V. Extrait de l’introduction de mon mémoire de fin d’étude de psychologie

Source : PEGON G., (2003), Le vécu de l’enfant épileptique au Viêt-Nam. Approche psychologique et interculturelle à partir de neuf situations cliniques, mémoire pour l’obtention du diplôme de psychologue clinicien de l’Ecole de Psychologues Praticiens, Paris, 258 pages.

Une rencontre entre folie et étrangeté :

Il m’est arrivé de rencontrer, lors d’un stage en hôpital psychiatrique, des patients psychotiques qui étaient vraiment étranges. La psychose nous fait ressentir nos différences avec l’Autre à travers un violent mouvement d’expulsion. Mais ici, ces autres étaient doublement étrangers, de par leur pathologie mais également de par leur culture, ils étaient d’origine maghrébine ou d’Afrique noire. La première rencontre avec ces patients était souvent très difficile, la barrière des représentations culturelles ne permettait pas l’accès à un échange compréhensible immédiat. Cependant, il arrivait parfois à l’interne en psychiatrie qui recevait les patients de leur parler en arabe, dans leur langue maternelle. Dans ces moments-là, nous avions l’impression que quelques barrières se levaient, et nous découvrions un nouveau paysage de ce que pouvait être la pathologie mentale pour ces gens-là.

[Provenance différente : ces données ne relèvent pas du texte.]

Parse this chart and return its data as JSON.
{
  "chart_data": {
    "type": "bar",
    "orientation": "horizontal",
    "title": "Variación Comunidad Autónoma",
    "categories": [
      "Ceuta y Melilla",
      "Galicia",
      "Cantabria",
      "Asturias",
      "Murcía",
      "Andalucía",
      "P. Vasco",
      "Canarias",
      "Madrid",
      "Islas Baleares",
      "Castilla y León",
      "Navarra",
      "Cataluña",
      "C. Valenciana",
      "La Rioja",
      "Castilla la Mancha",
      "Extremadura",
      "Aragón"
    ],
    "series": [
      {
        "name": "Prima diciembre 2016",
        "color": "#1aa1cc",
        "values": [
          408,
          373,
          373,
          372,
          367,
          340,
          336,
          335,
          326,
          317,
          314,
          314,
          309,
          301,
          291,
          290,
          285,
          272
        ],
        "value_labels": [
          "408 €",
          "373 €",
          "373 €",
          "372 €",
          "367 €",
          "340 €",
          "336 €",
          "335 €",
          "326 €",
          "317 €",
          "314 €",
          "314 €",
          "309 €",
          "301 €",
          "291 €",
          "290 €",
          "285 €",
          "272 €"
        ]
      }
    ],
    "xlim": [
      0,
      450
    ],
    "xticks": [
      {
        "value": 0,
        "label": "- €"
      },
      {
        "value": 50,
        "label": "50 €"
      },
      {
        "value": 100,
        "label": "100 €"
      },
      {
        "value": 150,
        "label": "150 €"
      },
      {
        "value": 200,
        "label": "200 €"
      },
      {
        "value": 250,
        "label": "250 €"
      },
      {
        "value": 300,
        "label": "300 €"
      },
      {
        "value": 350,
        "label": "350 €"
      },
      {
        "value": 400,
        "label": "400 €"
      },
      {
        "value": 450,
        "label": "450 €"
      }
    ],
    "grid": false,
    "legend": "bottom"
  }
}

Les questions que je me posais alors étaient de quoi parlons-nous lorsque nous utilisons des concepts psychopathologiques tels que les notions de schizophrénie, de délire mystique, de paranoïa... Qu’est ce qui fait qu’une personne qui se dit possédée par un démon en France est considérée, voire vénérée comme un chef religieux dans d’autres pays ? Quel est le sens de la notion de folie, pour nous et pour ces Autres ?

Questionnement autour du rôle de l’ethnopsychologue :

Les expériences que j’ai pu acquérir ces dernières années par l’intervention auprès d’associations, de personnes en détresse mentale ou d’individus dans leur environnement de travail, en France et à l’étranger (notamment en Biélorussie, au Maroc, et à la Réunion) m’ont énormément questionné sur le rôle de l’« ethnopsychologue. » Lors de la consultation thérapeutique face à un Autre doublement étranger de par son individualité et sa culture, le psychologue se retrouve démuni de son habituel langage thérapeutique, l’échange naît d’une communication qui est, je pense, au-delà de la culture (métaculturelle).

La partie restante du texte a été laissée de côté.